Life Science & Biowissenschaften:

  • My Bioma: Gesundheitsplattform zur Analyse des Darmmikrobioms mittels Stuhlproben
  • Fermify: KI-gesteuerte Fermentationsplattform zur Herstellung von Kasein (Schlüsselprotein für Käse)

Green Tech:

  • backbone.one: Verknüpfung von dezentralen Energiequellen wie Solaranlagen, Batterien und Elektrofahrzeuge auf einer Plattform
  • Blue Planet Ecosystems: Entwicklung von vertikal integrierten, solarbetriebenen Aquakultursystemen für eine nachhaltige Fischproduktion
  • FreyZein: Textillösungen, die auf bio-intelligenten und bio-inspirierten Prinzipien basieren
  • HydroSolid: Entwicklung von innovativen Wasserstoff-Speichertechnologien
  • Lignovations: Umwandlung der Abfälle aus der Landwirtschaft und der Holzverarbeitung in hochwertige Inhaltsstoffe
  • plasticpreneur: Kunststoff-Recyclinglösungen aus Maschinen, Spritzgusswerkzeugen und Wissenstransfer-Tools
  • Swimsol: Bereitstellung von großen Solarkapazitäten in Regionen, in denen wenig Landmasse vorhanden ist

Nachhaltiges Bauen:

  • greenpass: Grüne Pass für klimasichere Immobilien und Freiräume
  • Spiral Europe: Drohnensysteme für Baustellen und Tunnelinspektionen

Halbleiter & Smart Factory:

  • Holloid: KI-gestützte Analytik für Schlüsselbereiche wie synthetische Biologie, alternative Proteine und grüne Chemie

Mobility & Automotive:

Tourismus:

  • LiveVoice: Cloud-Technologie, die Smartphones und Computer in eine flexible Audiolösung verwandelt

Kreativwirtschaft:

  • Music Traveler: Globale Plattform, die es Künstler:innen und Kreativen ermöglicht, Proberäume, Studios und Veranstaltungsorte zu vermieten oder zu buchen

Gesundheit:

  • NovoArc: Skalierbare Technologien für einzigartige Lipide in biopharmazeutischen Formulierungen
  • smaXtec: Gesundheitsmanagementsystem für den Milchviehbetrieb

Österreich als Innovationsstandort

„Österreich ist ein Land der Ideen und ein Innovationsstandort, der Fortschritt aktiv gestaltet, sowohl in Europa als auch in der Welt. Belege dafür sind Österreichs 6. Platz im EU-Innovations-Ranking (…) und die Forschungsquote von 3,34 Prozent”, eint Wirtschaftsminister Martin Kocher. Das “Innovation Lab” im Österreich-Pavillon auf der EXPO 2025 Osaka biete eine perfekte Bühne.

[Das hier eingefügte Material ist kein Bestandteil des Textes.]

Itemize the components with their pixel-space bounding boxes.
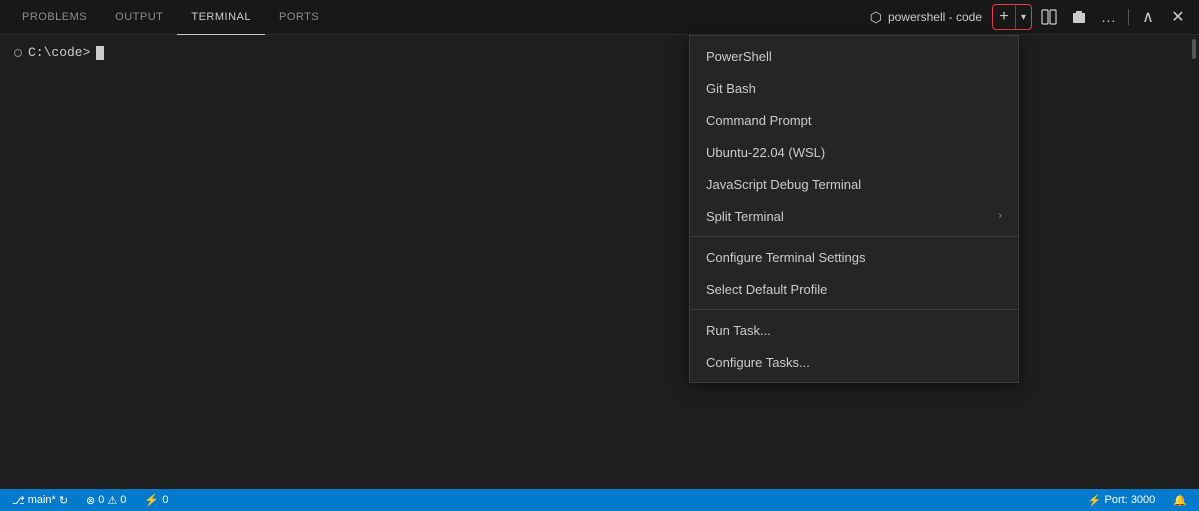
branch-name: main* [28,494,56,506]
split-terminal-button[interactable] [1036,4,1062,30]
new-terminal-button[interactable]: + [993,5,1015,29]
tab-problems[interactable]: PROBLEMS [8,0,101,35]
toolbar-divider [1128,9,1129,25]
terminal-scrollbar[interactable] [1189,35,1199,489]
error-icon: ⊗ [86,494,95,507]
terminal-prompt-text: C:\code> [28,45,90,60]
terminal-icon: ⬡ [870,9,882,26]
close-panel-button[interactable]: ✕ [1165,4,1191,30]
info-count: 0 [162,494,168,506]
menu-item-configure-settings[interactable]: Configure Terminal Settings [690,241,1018,273]
kill-terminal-button[interactable] [1066,4,1092,30]
menu-item-js-debug[interactable]: JavaScript Debug Terminal [690,168,1018,200]
tab-terminal[interactable]: TERMINAL [177,0,265,35]
status-info[interactable]: ⚡ 0 [140,489,172,511]
tab-list: PROBLEMS OUTPUT TERMINAL PORTS [8,0,333,35]
menu-section-settings: Configure Terminal Settings Select Defau… [690,236,1018,309]
menu-section-shells: PowerShell Git Bash Command Prompt Ubunt… [690,36,1018,236]
menu-item-split-terminal[interactable]: Split Terminal › [690,200,1018,232]
terminal-dropdown-menu: PowerShell Git Bash Command Prompt Ubunt… [689,35,1019,383]
status-bar-right: ⚡ Port: 3000 🔔 [1084,489,1191,511]
terminal-content[interactable]: C:\code> [0,35,1199,489]
port-label: Port: 3000 [1105,494,1156,506]
chevron-right-icon: › [998,210,1002,222]
tab-output[interactable]: OUTPUT [101,0,177,35]
error-count: 0 [98,494,104,506]
status-branch[interactable]: ⎇ main* ↻ [8,489,72,511]
status-errors[interactable]: ⊗ 0 ⚠ 0 [82,489,130,511]
menu-item-command-prompt[interactable]: Command Prompt [690,104,1018,136]
warning-count: 0 [120,494,126,506]
menu-item-powershell[interactable]: PowerShell [690,40,1018,72]
more-actions-button[interactable]: ... [1096,4,1122,30]
terminal-dropdown-caret[interactable]: ▾ [1015,5,1031,29]
sync-icon: ↻ [59,494,68,507]
terminal-cursor [96,46,104,60]
branch-icon: ⎇ [12,494,25,507]
warning-icon: ⚠ [107,494,117,507]
status-bar: ⎇ main* ↻ ⊗ 0 ⚠ 0 ⚡ 0 ⚡ Port: 3000 🔔 [0,489,1199,511]
tab-bar: PROBLEMS OUTPUT TERMINAL PORTS ⬡ powersh… [0,0,1199,35]
scrollbar-thumb[interactable] [1192,39,1196,59]
port-icon: ⚡ [1088,494,1102,507]
menu-item-configure-tasks[interactable]: Configure Tasks... [690,346,1018,378]
maximize-panel-button[interactable]: ∧ [1135,4,1161,30]
bell-icon: 🔔 [1173,494,1187,507]
status-port[interactable]: ⚡ Port: 3000 [1084,489,1159,511]
tab-ports[interactable]: PORTS [265,0,333,35]
menu-item-run-task[interactable]: Run Task... [690,314,1018,346]
terminal-instance-label: ⬡ powershell - code [864,7,988,28]
menu-item-git-bash[interactable]: Git Bash [690,72,1018,104]
status-bell[interactable]: 🔔 [1169,489,1191,511]
status-bar-left: ⎇ main* ↻ ⊗ 0 ⚠ 0 ⚡ 0 [8,489,172,511]
new-terminal-dropdown[interactable]: + ▾ [992,4,1032,30]
menu-item-ubuntu[interactable]: Ubuntu-22.04 (WSL) [690,136,1018,168]
prompt-circle-icon [14,49,22,57]
info-icon: ⚡ [144,493,159,507]
terminal-toolbar: ⬡ powershell - code + ▾ ... [864,4,1191,30]
menu-item-select-default[interactable]: Select Default Profile [690,273,1018,305]
menu-section-tasks: Run Task... Configure Tasks... [690,309,1018,382]
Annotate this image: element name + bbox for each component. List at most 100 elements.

Mit den vorgestellten Projekten möchte Österreich seine Position als international wettbewerbsfähiger Innovationsstandort hervorheben und ein „Zeichen für eine nachhaltige und verantwortungsvolle Zukunft“ setzen.

Japan ist zweitwichtigster Wirtschaftspartner in Asien

Die Expo bietet nicht nur eine Bühne, um Österreich als starken Wirtschaftsstandort zu positionieren, sondern auch großes Potenzial für neue Partnerschaften mit Japan. Mit einem Publikum, das voraussichtlich zu 88 Prozent aus japanischen Besucher:innen besteht, eröffnet die Veranstaltung große Chancen für den internationalen Austausch.

Japan, der zweitwichtigster Wirtschaftspartner Österreichs in Asien, trägt für Österreich daher eine große Relevanz. Das Land entwickelte sich in den letzten Jahrzehnten zu einem bedeutenden Handelspartner und ist ein Innovationstreiber in der Technologiebranche.